I have already phase folded KIC006922244 so you can have an idea what the finished product will more or less look like. The data is in the file ```Data/KIC006922244_phaseFold.dat```. 

Here it is plotted: 

In [28]:
%matplotlib notebook
t_pf, flux2 = np.loadtxt("Data/KIC006922244_phaseFold.dat",unpack=True)
plt.figure(figsize=(4,4))
plt.plot(t_pf,flux2,'b.',markersize=2)
plt.xlabel("time % period (days)")
plt.ylabel("$L$")
plt.tight_layout()
plt.show()

<IPython.core.display.Javascript object>

The period I used for this phase fold was ```P=3.5225```. Try to find the period yourselves, to get a feel for how sensitive the phase fold is to the period estimate.

## What next?
Now that you have taken the first steps in analysing a light curve where do you go next? 

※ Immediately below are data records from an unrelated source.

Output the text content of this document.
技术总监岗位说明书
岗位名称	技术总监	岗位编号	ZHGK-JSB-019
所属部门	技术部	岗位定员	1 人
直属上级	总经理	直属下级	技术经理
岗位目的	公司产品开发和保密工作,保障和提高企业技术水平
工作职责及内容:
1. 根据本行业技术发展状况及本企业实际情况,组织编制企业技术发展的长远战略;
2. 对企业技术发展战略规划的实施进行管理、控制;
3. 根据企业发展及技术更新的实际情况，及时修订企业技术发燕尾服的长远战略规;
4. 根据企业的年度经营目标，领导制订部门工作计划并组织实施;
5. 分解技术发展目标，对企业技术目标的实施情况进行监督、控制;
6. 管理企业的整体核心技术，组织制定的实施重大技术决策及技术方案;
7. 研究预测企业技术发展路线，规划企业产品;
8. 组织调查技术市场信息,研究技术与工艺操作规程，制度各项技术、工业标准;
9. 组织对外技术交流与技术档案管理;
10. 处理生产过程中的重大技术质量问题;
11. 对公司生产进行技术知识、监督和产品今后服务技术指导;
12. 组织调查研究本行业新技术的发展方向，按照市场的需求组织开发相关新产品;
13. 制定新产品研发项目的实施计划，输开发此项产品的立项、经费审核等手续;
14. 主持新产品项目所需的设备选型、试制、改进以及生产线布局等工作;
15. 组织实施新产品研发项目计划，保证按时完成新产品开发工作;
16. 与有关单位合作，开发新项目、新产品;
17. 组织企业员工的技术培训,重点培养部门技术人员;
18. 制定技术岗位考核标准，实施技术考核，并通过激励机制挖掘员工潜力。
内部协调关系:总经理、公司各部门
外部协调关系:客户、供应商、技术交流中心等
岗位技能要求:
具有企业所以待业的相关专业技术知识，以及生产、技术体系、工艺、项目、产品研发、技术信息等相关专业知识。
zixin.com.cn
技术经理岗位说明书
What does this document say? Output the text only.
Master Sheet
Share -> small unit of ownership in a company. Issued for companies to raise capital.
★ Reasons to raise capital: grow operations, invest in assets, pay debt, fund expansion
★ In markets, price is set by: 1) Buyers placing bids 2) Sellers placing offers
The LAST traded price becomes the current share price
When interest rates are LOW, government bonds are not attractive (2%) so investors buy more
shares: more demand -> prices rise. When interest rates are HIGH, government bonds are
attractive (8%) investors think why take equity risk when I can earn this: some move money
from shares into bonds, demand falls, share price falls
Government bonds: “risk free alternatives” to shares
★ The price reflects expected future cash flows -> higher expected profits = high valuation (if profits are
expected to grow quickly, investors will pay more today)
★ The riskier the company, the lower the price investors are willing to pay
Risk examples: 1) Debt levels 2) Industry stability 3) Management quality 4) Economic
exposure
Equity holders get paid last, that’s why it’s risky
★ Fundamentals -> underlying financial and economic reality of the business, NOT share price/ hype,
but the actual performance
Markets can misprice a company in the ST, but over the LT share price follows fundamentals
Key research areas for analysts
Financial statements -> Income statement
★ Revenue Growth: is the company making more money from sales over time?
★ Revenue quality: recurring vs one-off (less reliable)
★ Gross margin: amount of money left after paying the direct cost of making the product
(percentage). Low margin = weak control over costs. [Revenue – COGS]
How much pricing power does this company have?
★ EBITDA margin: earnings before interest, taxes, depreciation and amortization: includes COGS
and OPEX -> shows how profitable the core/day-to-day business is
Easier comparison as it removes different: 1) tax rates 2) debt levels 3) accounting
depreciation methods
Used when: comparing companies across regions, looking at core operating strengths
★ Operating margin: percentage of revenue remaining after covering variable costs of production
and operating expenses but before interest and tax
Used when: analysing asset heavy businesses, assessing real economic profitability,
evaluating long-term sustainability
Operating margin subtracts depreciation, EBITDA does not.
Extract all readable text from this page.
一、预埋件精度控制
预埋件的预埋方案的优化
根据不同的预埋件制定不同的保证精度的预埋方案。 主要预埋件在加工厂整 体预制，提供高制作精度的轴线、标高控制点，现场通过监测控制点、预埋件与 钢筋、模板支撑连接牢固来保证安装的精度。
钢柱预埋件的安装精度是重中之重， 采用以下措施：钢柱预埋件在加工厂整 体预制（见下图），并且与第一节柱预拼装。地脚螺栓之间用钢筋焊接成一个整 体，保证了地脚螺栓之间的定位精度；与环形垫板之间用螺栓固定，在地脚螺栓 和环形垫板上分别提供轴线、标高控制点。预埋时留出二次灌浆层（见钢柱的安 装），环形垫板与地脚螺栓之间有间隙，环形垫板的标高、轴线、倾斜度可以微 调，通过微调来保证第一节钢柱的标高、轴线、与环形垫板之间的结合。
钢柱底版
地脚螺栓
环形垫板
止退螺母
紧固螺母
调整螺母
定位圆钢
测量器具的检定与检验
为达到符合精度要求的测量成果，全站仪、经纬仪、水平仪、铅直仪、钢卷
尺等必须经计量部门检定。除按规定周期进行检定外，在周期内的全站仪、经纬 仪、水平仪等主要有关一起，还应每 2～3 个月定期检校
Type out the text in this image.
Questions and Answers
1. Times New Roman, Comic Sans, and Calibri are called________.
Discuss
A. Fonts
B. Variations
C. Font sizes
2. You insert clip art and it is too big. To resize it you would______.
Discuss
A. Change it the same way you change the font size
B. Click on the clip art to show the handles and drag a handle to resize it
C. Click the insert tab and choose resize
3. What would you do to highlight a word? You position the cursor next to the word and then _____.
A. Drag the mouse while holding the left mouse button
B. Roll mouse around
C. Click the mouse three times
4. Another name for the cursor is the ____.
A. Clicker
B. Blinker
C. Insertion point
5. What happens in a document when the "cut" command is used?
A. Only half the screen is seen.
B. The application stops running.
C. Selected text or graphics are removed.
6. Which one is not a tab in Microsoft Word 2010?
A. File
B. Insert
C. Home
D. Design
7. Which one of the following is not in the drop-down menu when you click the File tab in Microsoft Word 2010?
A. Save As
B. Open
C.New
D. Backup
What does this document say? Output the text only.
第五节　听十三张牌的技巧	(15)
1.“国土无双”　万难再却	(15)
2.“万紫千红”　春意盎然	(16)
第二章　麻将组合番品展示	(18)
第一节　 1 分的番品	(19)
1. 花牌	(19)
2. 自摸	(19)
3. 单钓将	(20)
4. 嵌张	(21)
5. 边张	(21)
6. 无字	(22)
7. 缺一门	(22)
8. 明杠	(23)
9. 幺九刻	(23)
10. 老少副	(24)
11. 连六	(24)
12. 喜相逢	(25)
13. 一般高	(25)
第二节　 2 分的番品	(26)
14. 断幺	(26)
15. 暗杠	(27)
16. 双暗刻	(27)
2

### 1. Finding planetary system parameters

Follow the guided exercises in the notebook **KeplerGuidedExercises** we have provided. This will allow you to find the following planetary system parameters by analysing the KIC006922244 lightcurve in more detail:

1. Planetary radius
2. Orbital period
3. Semimajor axis
4. Transit impact parameter
5. Orbital inclination

Once you have obtained these parameter for KIC006922244, you will be able to do the same for more planets.

### 2. Explore more light curves
In the Data directory, you will find many more light curves, try to find more planets and determine their system parameters!

### 3. Get creative
You can take your independent research in any direction you want, but below are some suggestions. If you manage to complete the analysis of the Kepler and TESS data we have provided and you wish to look at some other systems please let us know and we can provide you with lots more data!

1. Extend your search to more Kepler data and even into Tess data (some is already provided in files ```./Data/TOI...```"TOI" mean "TESS Object of Interest")
2. Automate your search, write code to automatically determine the planet parameters from a light curve
3. Try finding planet parameters for all the planets in a multiplanet system.